BRUSSELS (Reuters) – NATO’s new leader offered an olive branch to Russia on Wednesday, saying he saw no contradiction between a strong alliance and building a constructive relationship with Moscow.
Former Norwegian Prime Minister Jens Stoltenberg, who took over on Wednesday as NATO secretary-general, struck a more conciliatory tone towards Moscow than his Danish predecessor Anders Fogh Rasmussen.
Stoltenberg said Russia needed to demonstrate a clear change in its actions and to comply with international law over Ukraine, where Moscow has annexed the Crimea region and supports pro-Russian separatists in the east.
But, speaking at his first news conference at NATO headquarters, he said: “I see no contradiction between a strong NATO and our continued effort to build a con-structive relationship with Russia. Just the opposite.”
The ceasefire in Ukraine offered an opportunity, Stoltenberg said, although he said Russia maintained its ability to destabilise Ukraine.
Stoltenberg, 55, who in his youth was an anti-war activist, is known for his skills in forging compromise and for his knowledge of Russia.

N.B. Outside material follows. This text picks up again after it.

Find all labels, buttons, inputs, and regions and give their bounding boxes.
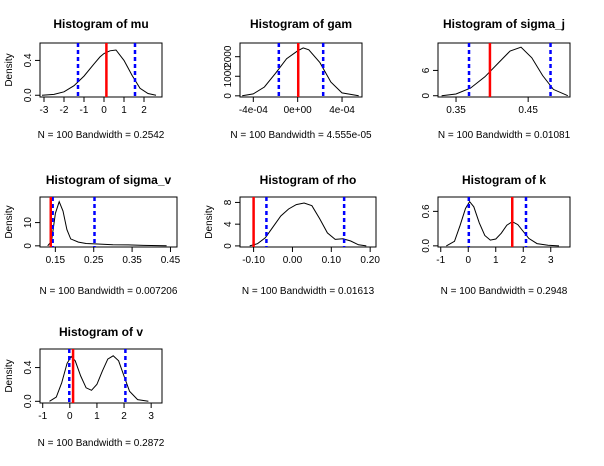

As prime minister, he negotiated a deal with Russia in 2010 that ended a four-decade dispute over their Arctic maritime borders and built a personal friendship with then-president Dmitry Medvedev.
Stoltenberg takes over at a time when NATO is wrapping up its com-bat mission in Afghanistan but faces new challenges from a resurgent Russia to the east and Islamic State militants on the southern border of NATO ally Turkey.